E’ possibile scaricarlo liberamente insieme a documentazione e
sorgenti all’indirizzo internet http://eclipse.org/aspectj/
– AspectJ aggiunge a java il concetto di join point ed aggiunge un
limitato numero di costrutti che vedremo nel seguito.
AspectJ
• I join point
– Identificano dei punti nell’esecuzione di un programma.

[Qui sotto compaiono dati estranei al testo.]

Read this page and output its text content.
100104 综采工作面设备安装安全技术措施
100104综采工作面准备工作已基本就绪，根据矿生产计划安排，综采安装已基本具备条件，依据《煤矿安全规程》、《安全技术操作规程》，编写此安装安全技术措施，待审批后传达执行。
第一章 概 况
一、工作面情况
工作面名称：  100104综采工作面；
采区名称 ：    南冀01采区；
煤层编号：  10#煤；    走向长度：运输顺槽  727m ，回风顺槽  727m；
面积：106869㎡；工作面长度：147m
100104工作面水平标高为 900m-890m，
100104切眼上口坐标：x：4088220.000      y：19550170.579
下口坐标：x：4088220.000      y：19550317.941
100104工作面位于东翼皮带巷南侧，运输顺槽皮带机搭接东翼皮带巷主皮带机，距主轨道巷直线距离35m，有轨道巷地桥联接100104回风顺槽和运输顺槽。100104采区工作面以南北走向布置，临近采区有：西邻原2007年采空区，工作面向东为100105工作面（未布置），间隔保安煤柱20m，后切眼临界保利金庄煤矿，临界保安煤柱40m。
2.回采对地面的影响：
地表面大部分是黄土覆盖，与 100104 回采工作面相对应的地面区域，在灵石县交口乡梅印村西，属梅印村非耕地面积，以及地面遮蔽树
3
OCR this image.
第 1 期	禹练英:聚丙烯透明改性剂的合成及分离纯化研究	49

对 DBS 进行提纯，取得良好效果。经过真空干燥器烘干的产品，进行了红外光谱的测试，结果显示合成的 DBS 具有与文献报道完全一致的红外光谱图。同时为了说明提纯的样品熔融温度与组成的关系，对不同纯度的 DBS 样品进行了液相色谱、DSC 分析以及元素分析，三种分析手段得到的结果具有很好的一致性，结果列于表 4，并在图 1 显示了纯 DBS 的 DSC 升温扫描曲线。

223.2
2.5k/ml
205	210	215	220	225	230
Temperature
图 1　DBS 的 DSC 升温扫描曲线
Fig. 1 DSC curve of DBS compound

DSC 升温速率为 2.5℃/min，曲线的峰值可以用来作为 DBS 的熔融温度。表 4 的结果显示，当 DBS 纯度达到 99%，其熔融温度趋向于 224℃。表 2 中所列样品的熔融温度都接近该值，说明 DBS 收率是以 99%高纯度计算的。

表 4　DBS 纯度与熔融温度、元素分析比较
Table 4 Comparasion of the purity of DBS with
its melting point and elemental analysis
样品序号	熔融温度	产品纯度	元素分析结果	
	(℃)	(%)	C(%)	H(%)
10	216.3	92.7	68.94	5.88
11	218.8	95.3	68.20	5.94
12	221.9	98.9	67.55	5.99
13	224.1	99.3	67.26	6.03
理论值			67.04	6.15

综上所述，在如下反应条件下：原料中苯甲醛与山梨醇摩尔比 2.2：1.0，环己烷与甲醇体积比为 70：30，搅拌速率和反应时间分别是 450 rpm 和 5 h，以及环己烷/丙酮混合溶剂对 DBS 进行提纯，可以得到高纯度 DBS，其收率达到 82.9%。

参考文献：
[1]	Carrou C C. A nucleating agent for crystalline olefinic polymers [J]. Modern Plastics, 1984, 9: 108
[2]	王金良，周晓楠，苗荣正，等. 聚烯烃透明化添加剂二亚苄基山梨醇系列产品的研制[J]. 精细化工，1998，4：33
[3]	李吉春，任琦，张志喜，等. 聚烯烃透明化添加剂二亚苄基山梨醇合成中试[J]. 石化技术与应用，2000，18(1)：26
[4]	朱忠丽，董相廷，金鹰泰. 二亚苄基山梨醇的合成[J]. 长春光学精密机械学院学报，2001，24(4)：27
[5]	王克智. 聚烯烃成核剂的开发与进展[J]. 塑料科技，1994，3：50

– AspectJ fornisce vari strumenti (detti pointcut) per definire
questi punti come la primitiva call:
call(void Point.setX(int))
Identifica tutti i punti in cui viene chiamato il metodo che ha
come signature ”void Point.setX(int)” (metodo setX della classe
Point che ha come parametro un intero).
AspectJ
• I join point
– AspectJ permette di “mettere insieme” dei pointcut per
generarne altri utilizzando gli operatori logici and, or e not (&&,
|| e !):
call(void Point.setX(int)) || call(void Point.setY(int)))
si riferisce ad una chiamata di setX(int) o di setY(int) nella
classe Point
AspectJ
• Nominare un pointcut
– E’ possibile assegnare un nome ad un pointcut:
pointcut set():
call(void Point.setX(int)) || call(void Point.setY(int));
Il programmatore potrà riferirsi semplicemente a set() (se
visibile in quel punto del codice) senza dover riscrivere il codice
tutte le volte.
AspectJ
• Altri esempi di pointcut
– Il pointcut successivo si riferisce a tutti i metodi della classe
figure il cui nome inizia con “make”
call(void Figure.make*(..))
– Questo si riferisce a tutti i metodi public della classe Figure
call(public * Figure.* (..))
AspectJ
• Advice
– I pointcut stabiliscono dei punti nell’esecuzione del programma
e non si occupano di nient’altro. Per “fare” qualcosa quando si
raggiunge quel preciso join point utilizziamo gli Advice.
before(): set() {
System.out.println(“About to set”);
}
Il blocco di codice viene eseguito prima di eseguire il codice del
join point.
AspectJ
• Advice
– Allo stesso modo è possibile eseguire il codice dopo
l’esecuzione del join point tramite l’advice After():
after() return: set() {
System.out.println(“I have set”);
}
Esistono tre tipi di advice: after returning, after throwing e plain
after (viene eseguito in entrambi i casi).
AspectJ
• Context exposing
– I pointcut possono esporre parte del contesto di esecuzione nel
loro join point.
– I valori esposti da un pointcut possono essere utilizzati nel codice
dell’advice:
after(Point p, int x) returning:
call(void Point.setX(int)) && target(p) && args(x) {
System.out.println(p + “moved to: " + x);
}
Nell’esempio notiamo le primitive target ed args che servono a
pubblicare i valori di p ed x .
AspectJ
• Inter-type declarations
– Dichiarazioni indipendenti dalla gerarchia delle classi.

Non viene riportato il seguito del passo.